I caught something in her voice I recognized, though it took me a moment to place. Some mutant hybrid of envy, wistfulness, and grief. The way I'd felt when I had dropped out of graduate school and taken a post at the agency.
I tried, "It seems like such . . ."
"A waste," she finished. Her voice was uncharacteristically gentle. "Like most treasures."

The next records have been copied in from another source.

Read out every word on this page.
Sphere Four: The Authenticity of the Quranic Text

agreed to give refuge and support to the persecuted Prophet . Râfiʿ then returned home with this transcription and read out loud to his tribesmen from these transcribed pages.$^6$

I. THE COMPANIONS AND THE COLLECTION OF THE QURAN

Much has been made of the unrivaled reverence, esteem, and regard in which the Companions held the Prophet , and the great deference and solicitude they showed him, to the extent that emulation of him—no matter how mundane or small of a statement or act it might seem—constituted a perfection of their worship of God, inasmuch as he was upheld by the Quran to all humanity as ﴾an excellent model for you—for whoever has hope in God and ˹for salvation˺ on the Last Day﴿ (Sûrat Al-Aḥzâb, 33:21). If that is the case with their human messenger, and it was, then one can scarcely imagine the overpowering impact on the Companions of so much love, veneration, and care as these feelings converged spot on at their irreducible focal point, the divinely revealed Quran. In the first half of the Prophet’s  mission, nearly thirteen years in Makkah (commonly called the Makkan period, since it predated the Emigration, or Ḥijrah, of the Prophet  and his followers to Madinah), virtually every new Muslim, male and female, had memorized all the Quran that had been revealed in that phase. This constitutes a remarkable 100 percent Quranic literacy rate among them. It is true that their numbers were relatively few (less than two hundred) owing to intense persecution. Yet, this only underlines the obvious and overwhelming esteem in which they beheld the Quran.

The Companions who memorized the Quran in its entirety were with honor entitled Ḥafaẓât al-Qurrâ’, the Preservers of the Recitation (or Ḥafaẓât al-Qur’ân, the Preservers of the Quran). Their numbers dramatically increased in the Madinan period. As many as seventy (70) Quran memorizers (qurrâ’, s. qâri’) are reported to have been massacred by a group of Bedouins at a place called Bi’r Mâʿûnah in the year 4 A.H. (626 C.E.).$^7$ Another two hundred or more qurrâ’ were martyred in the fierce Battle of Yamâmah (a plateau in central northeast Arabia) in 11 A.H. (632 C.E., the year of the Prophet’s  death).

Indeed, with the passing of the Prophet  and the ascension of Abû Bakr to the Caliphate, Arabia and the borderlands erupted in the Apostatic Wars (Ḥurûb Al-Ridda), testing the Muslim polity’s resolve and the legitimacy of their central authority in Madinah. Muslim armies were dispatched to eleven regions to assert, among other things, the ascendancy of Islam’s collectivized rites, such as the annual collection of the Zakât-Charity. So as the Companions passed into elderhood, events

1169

She let me stare for a few more seconds and then strode back to the open door. "Well, come on. You should at least see everything."
I followed her through. The light here was low and ambient, the temperature a chill twenty degrees Celsius. To my right and left rested shelf after shelf of specimens, some preserved in makeshift camp jars and others floating in specially-made aquariums that preserved anatomical detail down to the organelles. Standing there, dwarfed by the entire recorded biology of an alien ecosystem, I felt close to hyperventilating. Bug-eyed fish with prehensile fins, meter-thick tree limbs with giant blue leaves for wings and purple fruit for retractable eyes, millipedes as long as my body and thicker than my torso, with each segment differentiated into a cascade of arms.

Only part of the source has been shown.